How to speed up search for abundant numbers?

Question

Is there a way which this code could be improved so that it would run faster? Currently, this task takes between 11 and 12 seconds to run on my virtual environment

def divisors(n):
    return sum([x for x in range(1, (round(n/2))) if n % x == 0])

def abundant_numbers():
    return [x for x in range(1, 28123) if x < divisors(x)]

result = abundant_numbers()

Answer 1

Whenever you look for speeding up, you should first check whether the algorithm itself should change. And in this case it should.

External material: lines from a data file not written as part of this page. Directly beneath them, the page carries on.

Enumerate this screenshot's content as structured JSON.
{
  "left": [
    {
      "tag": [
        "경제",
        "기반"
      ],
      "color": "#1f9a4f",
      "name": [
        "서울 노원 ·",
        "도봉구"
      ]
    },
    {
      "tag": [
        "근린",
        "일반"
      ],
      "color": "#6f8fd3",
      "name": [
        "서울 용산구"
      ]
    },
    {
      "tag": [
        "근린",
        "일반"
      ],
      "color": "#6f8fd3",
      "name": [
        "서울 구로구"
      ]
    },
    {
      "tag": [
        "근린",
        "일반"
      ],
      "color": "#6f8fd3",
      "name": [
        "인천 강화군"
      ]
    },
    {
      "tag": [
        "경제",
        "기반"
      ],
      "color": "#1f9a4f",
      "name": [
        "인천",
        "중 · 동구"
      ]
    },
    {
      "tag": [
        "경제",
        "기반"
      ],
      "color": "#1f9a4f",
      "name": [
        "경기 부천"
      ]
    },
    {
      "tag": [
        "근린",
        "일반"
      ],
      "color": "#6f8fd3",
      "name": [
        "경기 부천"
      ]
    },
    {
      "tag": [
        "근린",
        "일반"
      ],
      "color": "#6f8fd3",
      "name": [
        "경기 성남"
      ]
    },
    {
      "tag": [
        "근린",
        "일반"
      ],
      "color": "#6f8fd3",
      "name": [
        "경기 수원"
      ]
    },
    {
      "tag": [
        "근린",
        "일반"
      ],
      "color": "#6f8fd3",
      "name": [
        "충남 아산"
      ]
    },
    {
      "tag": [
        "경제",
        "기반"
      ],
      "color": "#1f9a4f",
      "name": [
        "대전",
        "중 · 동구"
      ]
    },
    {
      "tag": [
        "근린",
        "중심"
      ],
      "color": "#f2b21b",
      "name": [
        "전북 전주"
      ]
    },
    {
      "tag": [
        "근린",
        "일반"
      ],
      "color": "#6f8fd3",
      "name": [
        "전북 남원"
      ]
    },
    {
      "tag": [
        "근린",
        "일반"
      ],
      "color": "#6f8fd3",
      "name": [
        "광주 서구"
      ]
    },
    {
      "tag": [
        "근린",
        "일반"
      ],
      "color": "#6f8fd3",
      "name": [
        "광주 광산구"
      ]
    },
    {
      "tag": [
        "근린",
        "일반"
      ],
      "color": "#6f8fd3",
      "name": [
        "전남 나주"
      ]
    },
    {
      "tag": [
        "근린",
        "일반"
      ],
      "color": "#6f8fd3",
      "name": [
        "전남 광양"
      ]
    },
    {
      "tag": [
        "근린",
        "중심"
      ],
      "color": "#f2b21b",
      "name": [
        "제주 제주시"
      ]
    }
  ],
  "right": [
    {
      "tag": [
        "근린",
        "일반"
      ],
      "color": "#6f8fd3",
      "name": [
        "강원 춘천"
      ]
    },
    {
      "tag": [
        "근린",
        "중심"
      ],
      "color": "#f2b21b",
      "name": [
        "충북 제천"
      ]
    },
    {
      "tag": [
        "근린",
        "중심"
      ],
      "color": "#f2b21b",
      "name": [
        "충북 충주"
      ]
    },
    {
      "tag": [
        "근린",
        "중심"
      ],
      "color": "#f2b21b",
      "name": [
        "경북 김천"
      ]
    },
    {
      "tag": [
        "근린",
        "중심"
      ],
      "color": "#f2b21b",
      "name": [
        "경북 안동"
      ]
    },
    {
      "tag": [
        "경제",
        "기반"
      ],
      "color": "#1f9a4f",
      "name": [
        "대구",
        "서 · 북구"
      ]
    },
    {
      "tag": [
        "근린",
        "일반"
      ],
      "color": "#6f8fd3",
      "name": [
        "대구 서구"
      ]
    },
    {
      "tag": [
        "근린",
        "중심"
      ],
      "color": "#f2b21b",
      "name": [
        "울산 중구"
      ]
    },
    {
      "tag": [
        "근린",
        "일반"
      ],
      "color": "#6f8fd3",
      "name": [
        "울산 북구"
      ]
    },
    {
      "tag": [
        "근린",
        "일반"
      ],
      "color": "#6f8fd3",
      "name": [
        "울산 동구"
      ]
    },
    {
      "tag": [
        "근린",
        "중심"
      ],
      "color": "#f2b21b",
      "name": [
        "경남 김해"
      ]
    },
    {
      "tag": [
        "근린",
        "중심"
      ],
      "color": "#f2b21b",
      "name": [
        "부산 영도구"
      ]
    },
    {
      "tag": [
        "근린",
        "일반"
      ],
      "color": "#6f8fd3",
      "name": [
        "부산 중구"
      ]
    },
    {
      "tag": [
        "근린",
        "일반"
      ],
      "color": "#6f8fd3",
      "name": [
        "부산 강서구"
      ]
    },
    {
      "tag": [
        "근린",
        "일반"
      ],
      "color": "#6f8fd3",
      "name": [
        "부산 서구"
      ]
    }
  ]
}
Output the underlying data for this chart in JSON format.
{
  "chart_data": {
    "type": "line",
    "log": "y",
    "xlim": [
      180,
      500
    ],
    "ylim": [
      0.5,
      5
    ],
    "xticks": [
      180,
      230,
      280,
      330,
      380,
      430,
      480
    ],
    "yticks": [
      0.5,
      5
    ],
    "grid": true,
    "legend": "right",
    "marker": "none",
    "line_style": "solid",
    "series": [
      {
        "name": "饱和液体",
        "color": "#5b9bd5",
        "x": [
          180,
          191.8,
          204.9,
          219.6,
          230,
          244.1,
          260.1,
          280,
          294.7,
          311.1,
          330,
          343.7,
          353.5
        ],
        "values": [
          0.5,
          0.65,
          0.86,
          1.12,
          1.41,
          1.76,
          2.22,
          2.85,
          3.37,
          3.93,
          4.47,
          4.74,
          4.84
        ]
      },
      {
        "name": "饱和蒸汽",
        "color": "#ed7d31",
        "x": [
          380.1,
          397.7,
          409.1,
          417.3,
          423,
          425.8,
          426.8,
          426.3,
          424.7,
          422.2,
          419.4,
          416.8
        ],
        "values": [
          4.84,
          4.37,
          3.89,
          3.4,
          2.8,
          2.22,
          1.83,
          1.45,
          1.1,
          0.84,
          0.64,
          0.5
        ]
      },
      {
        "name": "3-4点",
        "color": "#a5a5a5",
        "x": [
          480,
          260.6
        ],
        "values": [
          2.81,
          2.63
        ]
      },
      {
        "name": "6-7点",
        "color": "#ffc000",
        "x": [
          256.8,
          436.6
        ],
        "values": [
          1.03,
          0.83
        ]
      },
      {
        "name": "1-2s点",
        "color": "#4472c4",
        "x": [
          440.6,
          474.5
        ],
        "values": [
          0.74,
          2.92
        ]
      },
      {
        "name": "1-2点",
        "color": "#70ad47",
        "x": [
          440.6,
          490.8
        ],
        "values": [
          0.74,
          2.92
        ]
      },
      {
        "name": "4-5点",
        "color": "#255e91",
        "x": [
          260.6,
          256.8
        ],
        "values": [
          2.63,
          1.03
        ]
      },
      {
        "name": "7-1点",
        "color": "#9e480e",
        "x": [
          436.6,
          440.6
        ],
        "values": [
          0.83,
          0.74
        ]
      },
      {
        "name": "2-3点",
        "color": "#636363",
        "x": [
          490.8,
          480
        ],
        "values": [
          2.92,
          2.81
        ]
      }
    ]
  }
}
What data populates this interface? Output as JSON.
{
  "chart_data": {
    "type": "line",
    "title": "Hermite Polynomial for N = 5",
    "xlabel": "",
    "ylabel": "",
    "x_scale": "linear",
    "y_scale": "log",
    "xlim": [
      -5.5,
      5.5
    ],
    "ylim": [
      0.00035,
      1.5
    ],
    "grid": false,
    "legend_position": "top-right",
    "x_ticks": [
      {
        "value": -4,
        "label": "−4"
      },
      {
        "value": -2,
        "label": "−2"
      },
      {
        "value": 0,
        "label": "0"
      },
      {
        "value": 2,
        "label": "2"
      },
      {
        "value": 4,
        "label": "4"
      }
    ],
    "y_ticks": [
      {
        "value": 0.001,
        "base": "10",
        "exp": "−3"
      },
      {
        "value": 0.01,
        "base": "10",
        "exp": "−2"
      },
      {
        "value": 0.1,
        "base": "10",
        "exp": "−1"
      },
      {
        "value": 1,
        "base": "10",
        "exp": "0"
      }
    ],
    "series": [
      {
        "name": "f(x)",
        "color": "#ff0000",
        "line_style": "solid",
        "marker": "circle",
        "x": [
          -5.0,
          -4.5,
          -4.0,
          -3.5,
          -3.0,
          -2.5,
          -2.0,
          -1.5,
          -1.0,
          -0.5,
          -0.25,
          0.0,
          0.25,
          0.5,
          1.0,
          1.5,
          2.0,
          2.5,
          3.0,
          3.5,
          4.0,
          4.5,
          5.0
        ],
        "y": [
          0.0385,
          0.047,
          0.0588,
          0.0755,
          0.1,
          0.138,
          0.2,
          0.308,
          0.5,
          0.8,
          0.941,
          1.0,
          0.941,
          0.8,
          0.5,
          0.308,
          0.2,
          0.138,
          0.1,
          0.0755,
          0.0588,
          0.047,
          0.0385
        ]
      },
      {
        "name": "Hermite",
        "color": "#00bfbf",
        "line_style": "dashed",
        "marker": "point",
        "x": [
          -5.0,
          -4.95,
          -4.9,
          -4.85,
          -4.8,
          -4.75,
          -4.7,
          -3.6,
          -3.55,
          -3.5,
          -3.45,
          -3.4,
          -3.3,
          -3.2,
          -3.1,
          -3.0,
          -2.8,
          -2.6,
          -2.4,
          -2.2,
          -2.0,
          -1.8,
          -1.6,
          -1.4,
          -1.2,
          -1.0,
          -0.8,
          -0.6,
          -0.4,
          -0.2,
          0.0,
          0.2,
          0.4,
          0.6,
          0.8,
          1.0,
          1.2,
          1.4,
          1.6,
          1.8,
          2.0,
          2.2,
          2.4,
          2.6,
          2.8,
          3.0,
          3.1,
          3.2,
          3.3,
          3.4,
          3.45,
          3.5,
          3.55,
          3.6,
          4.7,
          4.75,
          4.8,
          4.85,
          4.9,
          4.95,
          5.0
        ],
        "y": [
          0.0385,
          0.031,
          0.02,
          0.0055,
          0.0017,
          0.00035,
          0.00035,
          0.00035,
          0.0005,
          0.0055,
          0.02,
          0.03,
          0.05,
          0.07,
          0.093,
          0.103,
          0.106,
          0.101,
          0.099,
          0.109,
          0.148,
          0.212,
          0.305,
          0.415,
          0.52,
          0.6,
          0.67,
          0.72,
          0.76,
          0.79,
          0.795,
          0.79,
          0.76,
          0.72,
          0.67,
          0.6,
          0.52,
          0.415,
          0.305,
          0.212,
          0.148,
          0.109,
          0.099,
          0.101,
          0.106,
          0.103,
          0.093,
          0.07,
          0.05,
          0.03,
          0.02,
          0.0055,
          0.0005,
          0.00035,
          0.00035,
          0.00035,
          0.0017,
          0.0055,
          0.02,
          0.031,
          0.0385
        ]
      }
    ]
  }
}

Instead of looking for divisors given a number, look for numbers that divide by a divisor. For the latter you can use a sieve-like approach. That leads to this algorithm:

def abundant_numbers(n):
    # All numbers are strict multiples of 1, except 0 and 1 
    divsums = [1] * n  
    for div in range(2, n//2 + 1):  # Corrected end-of-range
        for i in range(2*div, n, div):
            divsums[i] += div  # Sum up divisors for number i
    divsums[0] = 0  # Make sure that 0 is not counted
    return [i for i, divsum in enumerate(divsums) if divsum > i]

result = abundant_numbers(28123)

This runs quite fast, many factors faster than the translation of your algorithm to numpy.

Note that you had a bug in your code. round(n/2) as the range-end can miss a divisor. It should be n//2+1.